I certainly hope that they have talked to NASA in private about this, because this public statement is terrible.
Please tell me, again, why we partnered with these guys on ISS. I keep forgetting the advantages we were supposed to be getting from this partnership.
If Roscosmos told NASA what happened, then in my opinion NASA has a duty to disclose that information to the public. We pay for NASA’s services, and if there’s a serious safety issue we have the right to know about it. I would think that a deliberately-drilled hole in a spacecraft counts as a serious issue.
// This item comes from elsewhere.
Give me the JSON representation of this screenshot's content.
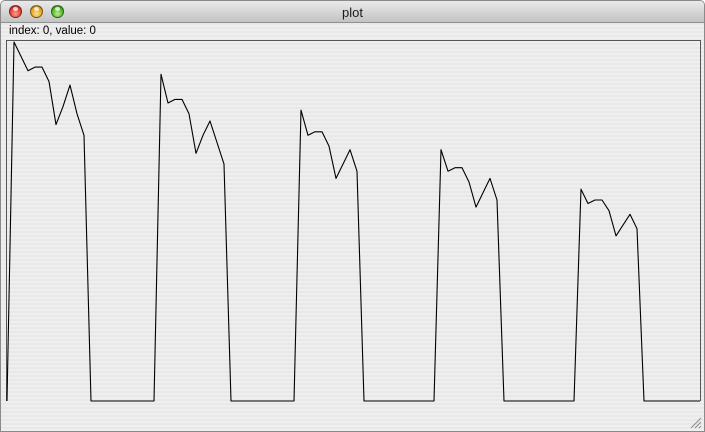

I can’t help but contrast this with the very public investigations into what happened with Challenger and Columbia. Admittedly, nobody died on board the ISS, but how can NASA be sure that the problem is fixed? How can they know that the next Soyuz going up won’t have more oopsie-holes?
I’m guessing that the Russians finally figured out who was responsible and that that person is now occupying a shallow excavation in some birch forest in the middle of nowhere, courtesy of the FSB. The reason there will be no public explanation is because the Russians do not wish to have to walk back any of their early smack talk about the problem being covert U.S. “sabotage.”